In return, all Heyman received was a pink slip.

"They gave me nothing," Heyman said.

For three years, Heyman tried to find someone who would listen to his pleas. Most lawyers turned their backs on him.

"Very few lawyers would take a case like this," van Schaick said. "But I thought it was a good case. Every time I turned over a rock, there was another mess that was consistent with what Bobby had been saying all along. We had documents from corporate executives with major corporations who all praised the work that Bobby did."

Heyman filed suit against Corporate Express and Post for age discrimination.

Last month, the case went to trial in Hudson County Superior Court, with Judge Camille Kenny presiding.
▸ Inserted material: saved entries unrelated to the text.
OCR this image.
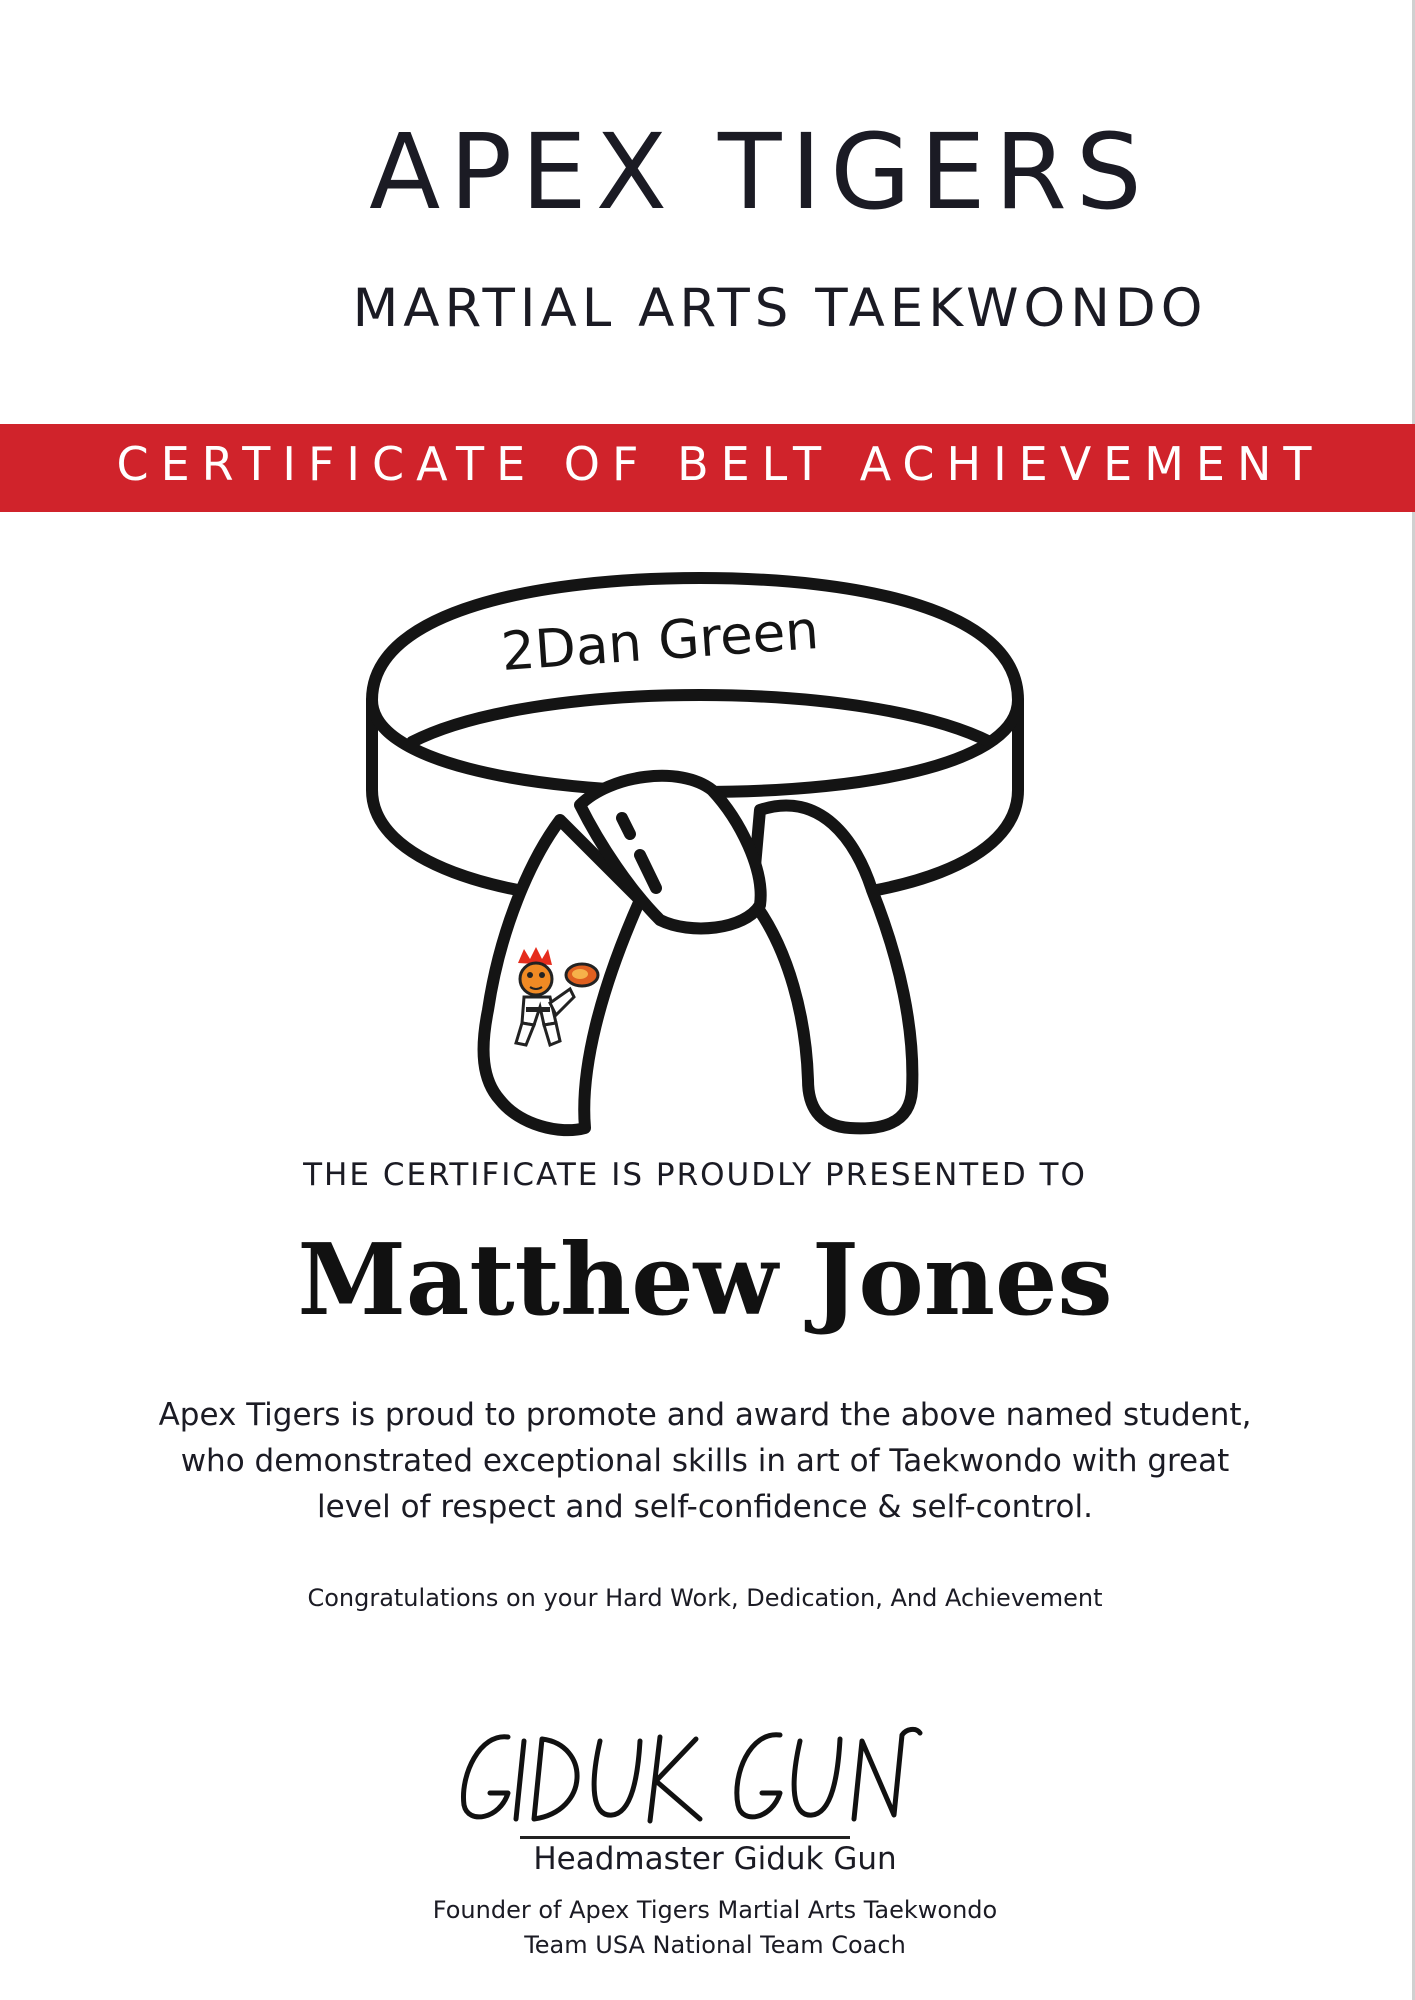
APEX TIGERS
MARTIAL ARTS TAEKWONDO
CERTIFICATE OF BELT ACHIEVEMENT
2Dan Green
THE CERTIFICATE IS PROUDLY PRESENTED TO
Matthew Jones
Apex Tigers is proud to promote and award the above named student,
who demonstrated exceptional skills in art of Taekwondo with great
level of respect and self-confidence & self-control.
Congratulations on your Hard Work, Dedication, And Achievement
Headmaster Giduk Gun
Founder of Apex Tigers Martial Arts Taekwondo
Team USA National Team Coach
After the week-long trial in which several witnesses provided testimony on both sides, a seven member jury found that Corporate Express was guilty of retaliation and age discrimination and awarded Heyman $2.9 million in lost wages and personal hardship.

"I was vindicated," Heyman said. "It made me so happy. I was so embarrassed when I lost the NYU account. These people were like my family. I made dinner for them and ate with them and then I was dishonored. How could that happen?"

As for Corporate Express, a company spokesman said they will go back to court and appeal the decision.

"We strongly disagree with the verdict and fully intend to pursue all legal remedies including appeal based on what we believe are valid grounds for reversing the jury verdict," said Van Hindes, vice president of communications for Corporate Express.

Corporate counsel Linda McConnon, who tried the case, did not return repeated phone calls by press time.

According to reports given to the Security Exchange Commission, Corporate Express has annual sales of $8 billion, $2 billion in assets and $700 million in gross profits. It is currently in the process of moving its New Jersey base from Whippany to Secaucus.

While the case is being appealed, Heyman will not receive any of the award.

"I'm probably not going to live to see a dime of the money," Heyman said. "But it's not about the money for me. I asked the judge if I could address the jury. I stood up and said, 'Thank you for giving me my life back.' That's the way I felt."

With that, Heyman has moved on. He's trying to break into the fish business, selling all varieties of fish to major markets.

At 82, Bobby Heyman's not ready to go away just yet.